Providing security to the Desktop Data Grid

Volunteer computing is becoming a new paradigm not only for the computational grid, but also for institutions using production-level data grids because of the enormous storage potential that may be achieved at a low cost by using commodity hardware within their own computing premises. However, this novel "Desktop Data Grid" depends on a set of widely distributed and untrusted storage nodes, therefore offering no guarantees about neither availability nor protection to the stored data. These security challenges must be carefully managed before fully deploying desktop data grids in sensitive environments (such as eHealth) to cope with a broad range of storage needs, including backup and caching. In this paper we propose a cryptographic protocol able to fulfil the storage security requirements related with a generic desktop data grid scenario, which were identified after applying an analysis framework extended from our previous research on the data grid's storage services.

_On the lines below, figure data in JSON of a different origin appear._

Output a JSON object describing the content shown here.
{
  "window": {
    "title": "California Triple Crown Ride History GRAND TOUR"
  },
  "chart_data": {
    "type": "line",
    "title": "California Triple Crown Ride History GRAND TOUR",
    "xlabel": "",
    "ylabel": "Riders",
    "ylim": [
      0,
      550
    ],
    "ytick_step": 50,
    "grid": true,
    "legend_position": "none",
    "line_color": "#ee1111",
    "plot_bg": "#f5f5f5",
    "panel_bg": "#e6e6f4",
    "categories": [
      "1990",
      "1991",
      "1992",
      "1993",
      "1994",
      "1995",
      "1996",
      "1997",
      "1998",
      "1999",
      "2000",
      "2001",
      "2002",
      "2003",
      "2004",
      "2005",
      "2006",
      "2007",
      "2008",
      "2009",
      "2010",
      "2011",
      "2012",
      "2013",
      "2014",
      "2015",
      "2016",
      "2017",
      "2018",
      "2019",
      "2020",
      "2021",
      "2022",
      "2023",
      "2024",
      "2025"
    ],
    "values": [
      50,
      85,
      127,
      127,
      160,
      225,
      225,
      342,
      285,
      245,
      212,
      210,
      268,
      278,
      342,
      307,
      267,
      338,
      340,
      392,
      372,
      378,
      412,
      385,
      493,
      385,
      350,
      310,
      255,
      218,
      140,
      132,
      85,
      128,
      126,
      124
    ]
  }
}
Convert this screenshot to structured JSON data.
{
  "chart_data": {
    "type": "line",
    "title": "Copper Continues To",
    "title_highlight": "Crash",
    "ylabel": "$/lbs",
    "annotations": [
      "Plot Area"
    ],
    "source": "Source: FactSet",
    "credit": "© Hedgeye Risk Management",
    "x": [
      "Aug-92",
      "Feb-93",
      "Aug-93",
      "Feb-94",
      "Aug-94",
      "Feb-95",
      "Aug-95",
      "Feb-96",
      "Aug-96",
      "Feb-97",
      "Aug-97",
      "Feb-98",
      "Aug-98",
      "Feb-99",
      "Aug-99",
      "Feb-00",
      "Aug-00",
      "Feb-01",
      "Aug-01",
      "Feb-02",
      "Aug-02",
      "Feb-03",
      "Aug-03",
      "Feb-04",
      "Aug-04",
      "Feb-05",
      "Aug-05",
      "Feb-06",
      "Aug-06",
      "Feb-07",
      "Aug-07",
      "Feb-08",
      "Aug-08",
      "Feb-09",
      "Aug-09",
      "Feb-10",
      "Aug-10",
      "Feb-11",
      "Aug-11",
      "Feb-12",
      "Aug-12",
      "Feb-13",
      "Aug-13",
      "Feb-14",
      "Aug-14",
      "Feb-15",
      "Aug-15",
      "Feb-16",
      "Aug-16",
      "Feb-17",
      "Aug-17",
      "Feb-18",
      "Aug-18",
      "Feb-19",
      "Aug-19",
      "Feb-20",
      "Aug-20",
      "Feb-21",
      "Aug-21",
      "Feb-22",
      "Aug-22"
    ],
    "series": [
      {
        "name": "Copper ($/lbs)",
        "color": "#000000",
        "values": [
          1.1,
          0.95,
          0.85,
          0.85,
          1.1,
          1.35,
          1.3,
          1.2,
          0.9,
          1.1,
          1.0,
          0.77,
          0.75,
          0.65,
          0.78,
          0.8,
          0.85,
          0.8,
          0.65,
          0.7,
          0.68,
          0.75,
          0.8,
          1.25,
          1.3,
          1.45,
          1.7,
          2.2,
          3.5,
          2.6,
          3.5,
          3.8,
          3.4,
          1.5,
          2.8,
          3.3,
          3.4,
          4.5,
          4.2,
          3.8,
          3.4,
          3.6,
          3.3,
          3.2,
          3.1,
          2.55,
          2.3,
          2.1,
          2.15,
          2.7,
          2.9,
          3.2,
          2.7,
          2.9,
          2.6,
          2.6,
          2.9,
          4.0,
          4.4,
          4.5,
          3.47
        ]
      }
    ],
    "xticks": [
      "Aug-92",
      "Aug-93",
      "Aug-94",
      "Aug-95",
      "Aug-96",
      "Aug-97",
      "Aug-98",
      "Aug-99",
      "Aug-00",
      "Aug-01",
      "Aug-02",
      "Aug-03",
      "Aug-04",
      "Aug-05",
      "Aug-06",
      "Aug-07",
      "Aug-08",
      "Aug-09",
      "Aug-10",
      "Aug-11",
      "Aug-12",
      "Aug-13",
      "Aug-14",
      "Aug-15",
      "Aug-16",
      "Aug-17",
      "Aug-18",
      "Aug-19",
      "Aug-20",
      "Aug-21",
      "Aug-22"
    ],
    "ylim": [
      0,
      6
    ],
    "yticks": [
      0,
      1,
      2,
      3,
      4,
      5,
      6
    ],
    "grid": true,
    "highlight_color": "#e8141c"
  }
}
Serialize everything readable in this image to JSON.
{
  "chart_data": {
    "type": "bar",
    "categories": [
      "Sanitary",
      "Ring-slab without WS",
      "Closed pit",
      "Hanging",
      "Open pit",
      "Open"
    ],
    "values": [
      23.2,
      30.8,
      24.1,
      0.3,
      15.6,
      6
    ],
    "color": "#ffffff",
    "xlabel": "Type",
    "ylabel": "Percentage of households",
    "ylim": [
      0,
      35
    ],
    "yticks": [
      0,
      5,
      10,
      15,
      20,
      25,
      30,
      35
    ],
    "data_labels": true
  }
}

The proposed protocol uses three basic mechanisms to accomplish its goal: (a) symmetric cryptography and hashing, (b) an information dispersal algorithm and the novel (c) "quality of security" (QoSec) quantitative metric. Although the focus of this work is the associated protocol, we also present an early evaluation using an analytical model. Our results show a strong relationship between the assurance of the data at rest, the QoSec of the volunteer storage client and the number of fragments required to rebuild the original file.